I become conscious of what I'm doing and begin to think that this is more than just an image as his eyes sink further into mine as I continue to glance at him.
I swiftly scroll down.
The individual I refer to as my boss has all of his information accessible, including his age and family background.
There is simply one issue that the general public and the labor both find incomprehensible. I won't pretend to be unperplexed.
Since I started working here, he has never been characterized as being in a relationship, and I have never seen a woman come searching for him.
Why does he seek a one-year engagement?
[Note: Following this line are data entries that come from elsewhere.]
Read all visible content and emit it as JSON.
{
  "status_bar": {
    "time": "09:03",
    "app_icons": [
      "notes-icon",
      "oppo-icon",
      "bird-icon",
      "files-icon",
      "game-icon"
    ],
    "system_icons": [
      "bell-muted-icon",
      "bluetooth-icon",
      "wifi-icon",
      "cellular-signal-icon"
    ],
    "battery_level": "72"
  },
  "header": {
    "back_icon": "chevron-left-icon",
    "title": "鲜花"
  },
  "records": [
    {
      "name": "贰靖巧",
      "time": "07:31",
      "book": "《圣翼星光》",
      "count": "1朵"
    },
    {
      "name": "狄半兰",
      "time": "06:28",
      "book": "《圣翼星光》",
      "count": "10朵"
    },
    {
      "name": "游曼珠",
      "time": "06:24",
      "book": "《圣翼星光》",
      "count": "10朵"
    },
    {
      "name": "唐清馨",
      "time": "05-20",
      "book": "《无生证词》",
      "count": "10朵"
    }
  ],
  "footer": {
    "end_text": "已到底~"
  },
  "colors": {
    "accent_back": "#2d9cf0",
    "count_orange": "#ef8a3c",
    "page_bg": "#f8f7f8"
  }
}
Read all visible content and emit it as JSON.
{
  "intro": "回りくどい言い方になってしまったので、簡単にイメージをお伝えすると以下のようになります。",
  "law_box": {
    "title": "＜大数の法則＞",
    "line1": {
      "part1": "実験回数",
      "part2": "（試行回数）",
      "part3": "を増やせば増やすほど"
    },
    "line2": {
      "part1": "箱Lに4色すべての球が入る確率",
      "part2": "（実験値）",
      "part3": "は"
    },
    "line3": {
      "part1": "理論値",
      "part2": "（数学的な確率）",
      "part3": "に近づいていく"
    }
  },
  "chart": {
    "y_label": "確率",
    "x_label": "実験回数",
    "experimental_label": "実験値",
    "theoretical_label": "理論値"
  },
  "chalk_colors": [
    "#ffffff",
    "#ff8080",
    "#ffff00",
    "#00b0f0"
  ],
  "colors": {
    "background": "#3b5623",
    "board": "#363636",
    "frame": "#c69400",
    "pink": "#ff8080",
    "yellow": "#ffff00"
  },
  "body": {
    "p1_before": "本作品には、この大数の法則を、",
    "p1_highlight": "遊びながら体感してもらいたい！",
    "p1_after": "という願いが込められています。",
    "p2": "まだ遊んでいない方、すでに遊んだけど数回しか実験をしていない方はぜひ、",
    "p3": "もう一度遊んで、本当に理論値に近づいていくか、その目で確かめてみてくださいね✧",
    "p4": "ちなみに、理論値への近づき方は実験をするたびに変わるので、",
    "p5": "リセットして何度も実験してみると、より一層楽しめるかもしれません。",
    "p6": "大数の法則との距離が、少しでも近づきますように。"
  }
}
Is this simply being done to generate money?
I softly gasp as soon as my eyes settle on the net worth. Despite being aware of my employer's extraordinary fortune, I was clueless of his amount of wealth. He is a trillionaire, not merely a billionaire, and has activities spanning the entire continent.
My hands begin to quiver terribly as I begin to pack my possessions.
I must visit Milissa. She needed to know what occurred at work today, so I told her. She must be fully acquainted with my work, of course.
I need her opinion before I decide.
I'm hoping that whatever decision I make will be the best and prevent me from regretting it later.